Ottomata renamed this task from Produce MediaWiki client emitted operational metrics into Event Platform to Produce MediaWiki client emitted operational metrics into Event Platform, allowing them to be queried in the WMF Data Lake with SQL.Mar 28 2025, 8:22 PM

CC @Kappakayala let's talk about this during hypothesis writing for next fiscal year.

lmata moved this task from Inbox to Radar on the observability board.

Another option might be to ingest Prometheus metrics, from Prometheus. Compared to options 1-3, this approach would avoid the would-be analogous issues from T120242 and T249745 by not trying to capture and send everything in the critical path, which inherently adds client-side overhead and creates unavoidable server-side discrepencies given no atomicity between the two outputs.

This is inspired by the "outbox" proposal from Eric and @Ottomata at T120242.

You'd be able to copy, ingest, reconcile, retry at any level and any time, without data loss, and with perfect eventual consistency.

It also means the solution would work for all Prometheus metrics.
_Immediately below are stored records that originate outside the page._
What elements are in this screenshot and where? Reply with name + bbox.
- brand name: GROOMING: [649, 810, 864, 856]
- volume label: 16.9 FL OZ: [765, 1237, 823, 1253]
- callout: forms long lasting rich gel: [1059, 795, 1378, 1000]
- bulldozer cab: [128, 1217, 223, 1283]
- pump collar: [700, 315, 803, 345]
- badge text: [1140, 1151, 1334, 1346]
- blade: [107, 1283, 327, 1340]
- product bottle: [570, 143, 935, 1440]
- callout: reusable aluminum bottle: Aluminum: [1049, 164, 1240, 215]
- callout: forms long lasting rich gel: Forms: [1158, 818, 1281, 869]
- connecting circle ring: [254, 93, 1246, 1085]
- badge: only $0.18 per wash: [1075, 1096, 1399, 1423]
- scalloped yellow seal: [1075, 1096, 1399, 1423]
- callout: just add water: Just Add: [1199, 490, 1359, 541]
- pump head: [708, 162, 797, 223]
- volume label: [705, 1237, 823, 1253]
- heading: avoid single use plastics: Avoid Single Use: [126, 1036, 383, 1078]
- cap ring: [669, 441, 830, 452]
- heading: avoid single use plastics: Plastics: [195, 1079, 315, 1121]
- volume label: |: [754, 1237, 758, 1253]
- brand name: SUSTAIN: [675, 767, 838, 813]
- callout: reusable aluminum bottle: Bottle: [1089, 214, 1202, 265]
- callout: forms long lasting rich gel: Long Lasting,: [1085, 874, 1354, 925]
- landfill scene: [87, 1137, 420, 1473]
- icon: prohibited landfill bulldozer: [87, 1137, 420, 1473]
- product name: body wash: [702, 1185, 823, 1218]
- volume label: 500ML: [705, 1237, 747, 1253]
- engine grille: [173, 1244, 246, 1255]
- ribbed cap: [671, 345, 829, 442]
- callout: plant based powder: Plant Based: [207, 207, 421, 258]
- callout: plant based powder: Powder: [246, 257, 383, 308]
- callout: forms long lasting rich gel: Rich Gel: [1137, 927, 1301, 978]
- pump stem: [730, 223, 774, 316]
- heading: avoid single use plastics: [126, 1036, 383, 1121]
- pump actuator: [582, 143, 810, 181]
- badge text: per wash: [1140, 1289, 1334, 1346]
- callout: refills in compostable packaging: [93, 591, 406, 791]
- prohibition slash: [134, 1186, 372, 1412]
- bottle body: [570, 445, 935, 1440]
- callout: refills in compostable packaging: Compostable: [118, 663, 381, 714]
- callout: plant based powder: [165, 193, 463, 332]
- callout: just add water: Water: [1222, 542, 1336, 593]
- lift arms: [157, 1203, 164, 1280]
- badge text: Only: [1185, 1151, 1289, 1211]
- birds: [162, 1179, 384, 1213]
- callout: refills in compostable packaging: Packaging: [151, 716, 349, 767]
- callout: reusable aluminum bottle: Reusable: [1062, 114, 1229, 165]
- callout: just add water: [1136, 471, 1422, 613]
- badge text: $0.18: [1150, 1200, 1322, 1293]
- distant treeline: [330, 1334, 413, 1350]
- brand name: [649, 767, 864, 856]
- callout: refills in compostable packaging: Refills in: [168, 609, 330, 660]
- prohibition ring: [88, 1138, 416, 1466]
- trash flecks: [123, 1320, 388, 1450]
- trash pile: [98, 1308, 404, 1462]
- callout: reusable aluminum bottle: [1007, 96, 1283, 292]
Remember: Only a tiny subset of MediaWiki Prometheus metrics originate in client-side JavaScript. The vast majority of MediaWiki Prometheus metrics are sent by MediaWiki PHP and don't come through mw.track JS or Statsv at all.

Ingesting everything from prod may be a bit much (low signal-noise), so you may want a config file that lists metric names of interest. We already configure Prometheus with various "recording rules" that forward and pre-process a subset of raw metrics for rapid access, this would be a bit like that. And also similar to the refine_sanitize job (event_sanitized_analytics_allowlist.yaml), in that it moves a selected set of data from one place to another for long-term and wider access.
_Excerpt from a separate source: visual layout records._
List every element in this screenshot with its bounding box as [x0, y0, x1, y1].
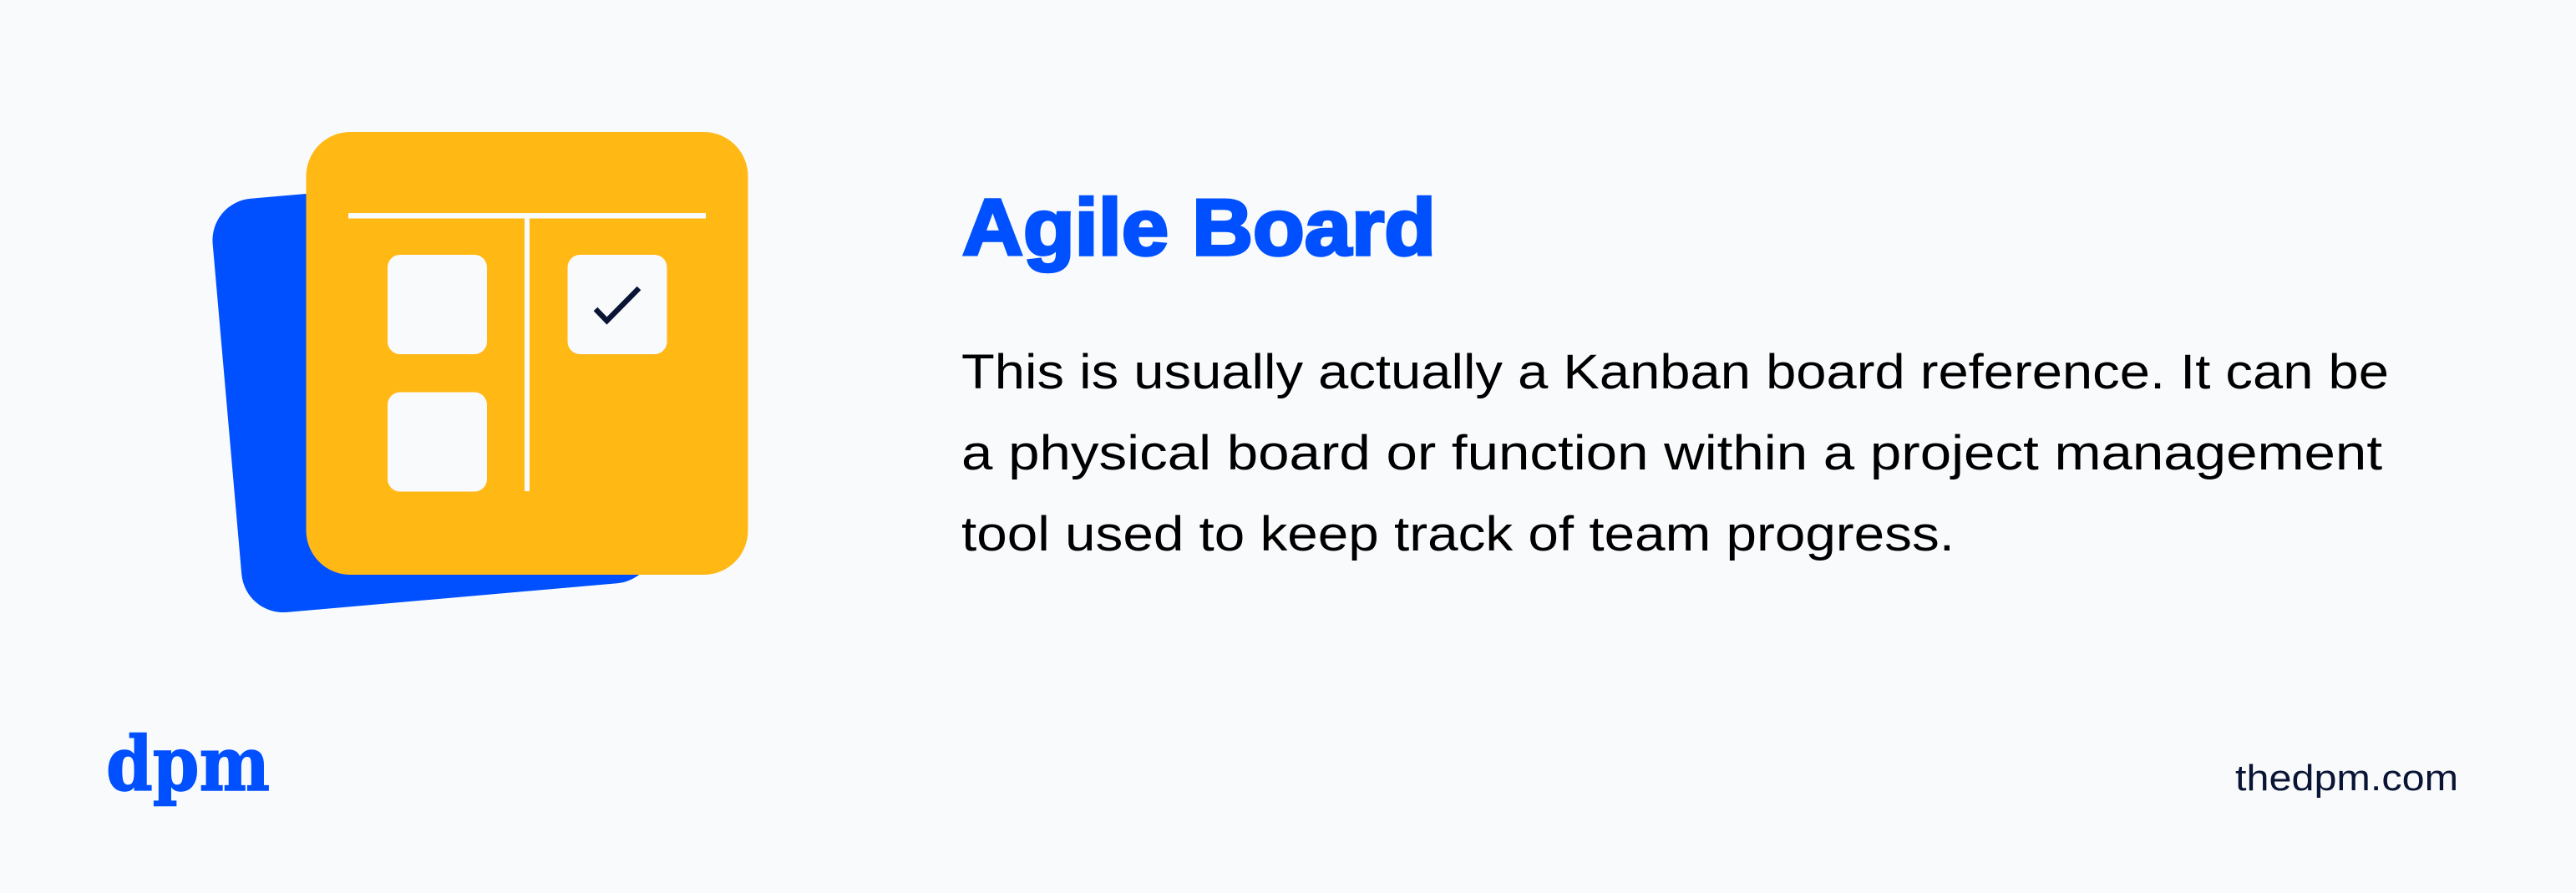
description line 3: tool used to keep track of team progress.: [961, 507, 1955, 561]
logo: dpm: dpm: [106, 720, 270, 809]
icon: task card bottom left: [388, 393, 487, 491]
description line 1: This is usually actually a Kanban board reference. It can be: [961, 345, 2389, 399]
website url: thedpm.com: [2235, 758, 2458, 799]
icon: yellow board: [306, 132, 748, 575]
icon: board header line: [348, 213, 706, 219]
icon: board column divider: [525, 216, 530, 491]
description text: [961, 345, 2389, 561]
icon: check mark: [596, 288, 639, 321]
icon: completed task card: [568, 255, 667, 354]
heading: Agile Board: [962, 183, 1436, 272]
icon: task card top left: [388, 255, 487, 354]
icon: tilted blue back card: [209, 166, 659, 616]
description line 2: a physical board or function within a project management: [961, 426, 2382, 480]
icon: agile board illustration: [209, 132, 748, 616]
Beyond MediaWiki - this approach would instantly gain you access to metrics from any production service. Once you're on the other side of Prometheus, there's nothing special about MediaWiki. You can ingest metrics from any service, without someone needing to write instrumentation. Plus, ingestion could even be self-serviced by anyone who's interested in the metric. In the same way that anyone can create a dashboard in Grafana and plot something from Prometheus (i.e without technical changes that would require approval from a service owner).

Hm! Yeah maybe! Do you know if Prometheus supports something like that?

Feel free to edit the task and add more potential options!

What comes to mind is Prometheus' support for remote write. In other words Prometheus pushes a subset of metrics to an HTTP endpoint with a protobuf payload. In that case we would use relabeling to only send a subset of ingested metrics (e.g. mw); changing said subset wouldn't be fully self-service (i.e. a puppet patch is required). To be clear, I'm not endorsing this solution vs others in the task description, it is certainly possible though

Interesting. There is a Kafka adapter too!

We'd have to transform the prometheus Kafka adapter JSON format into something Event Platform compatible, similar to Option 4.

I like the fact that any configured metric in prometheus could be captured, not just the ones emitted by MW via statsv. I'll edit the task with this as Option 5.

Ottomata added subscribers: BTullis, CDanis.

I just added Option 6: T347430: [Data Platform] Install a Prometheus connector for Presto, pointed at thanos-query to the task description.

I think if we can promote this and show that it works for some use cases in question, this solution is probably sufficient! And it is already done! (Thank you @BTullis, @CDanis, @fgiunchedi !)

Ottomata renamed this task from Produce MediaWiki client emitted operational metrics into Event Platform, allowing them to be queried in the WMF Data Lake with SQL to Enable querying operational (prometheus) metrics via the WMF Data Platform.Jul 15 2025, 8:05 PM
Ottomata updated the task description. (Show Details)

I've updated the task name and description to avoid the event platform based solution. There are pros to getting this data into the data platform, but it is quite likely that just making it queryable alongside of other datasets is enough!